Если финансовая безграмотность сегодня приводит к плачевным результатам, то информационная безграмотность способна породить еще худшие результаты уже в недалеком будущем. В наше время, управление рисками – это отнюдь не какая-то математическая теория, имеющая прикладное значение. Управление рисками – это жизненная необходимость для все большего числа организаций. Кого-то эти проблемы еще не коснулись в достаточной степени, для кого-то это вопрос эффективности управления бизнесом, а для других это уже вопрос выживания. Мы постарались избавиться от всей псевдонаучной шелухи, заслоняющей важнейшие вопросы, связанные с управлением информационными рисками, и сосредоточиться только на тех идеях, которые обладают свойством практической полезности, попытавшись изложить свой подход простым человеческим языком.

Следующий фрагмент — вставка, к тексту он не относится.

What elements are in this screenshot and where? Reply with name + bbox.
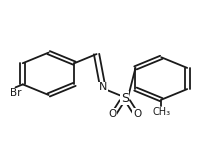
Text: O: O	[109, 109, 117, 119]
Text: Br: Br	[10, 88, 21, 98]
Text: N: N	[99, 82, 107, 92]
Text: S: S	[121, 92, 129, 105]
Text: O: O	[133, 109, 141, 119]
Text: CH₃: CH₃	[152, 107, 170, 117]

Автор надеется, что эта книга поможет читателю без особых проблем перейти к систематическому управлению рисками в соответствии с международными стандартами, используя простой и прагматичный подход, неоднократно проверенный на практике и основанный на доступном каждому человеку здравом смысле.
Если послушать, что говорят, и почитать, что пишут об управлении рисками, то может сложиться впечатление, что задача эта чрезмерно сложная и трудоемкая, что этот вопрос лежит, скорее, в теоретической плоскости, а на практике целесообразно применять более простые подходы к выбору защитных мер. Эти рассуждения, на наш взгляд, сильно преувеличены. Для адекватной оценки риска не требуется ни учености, ни шаманства. Каждый специалист, имеющий достаточный опыт работы в области информационной безопасности, может овладеть этим нехитрым ремеслом. Правда, ему для этого придется переориентироваться на бизнес и научиться осуществлять декомпозицию бизнес-целей и процессов до поддерживающих их информационных активов и связанных с ними угроз и уязвимостей, а уже от них переходить к механизмам безопасности, которыми он привык заниматься. Здесь, скорее, потребуются не новые знания, а перенастройка мышления с технически ориентированного на бизнес-ориентированное и риск-ориентированное.
Тем же, кто не является специалистом в области информационной безопасности или информационных технологий, эта книга поможет осознать сущность проблем информационной безопасности, а также то, каким образом информационные риски влияют на них лично, на организацию, в которой они работают, на их бизнес, а также на общество, в котором они живут. Это позволит подготовиться к ближайшему будущему, переполненному информацией и связанными с этим рисками, а также к новым информационным кризисам, которые могут прийти на смену финансовым.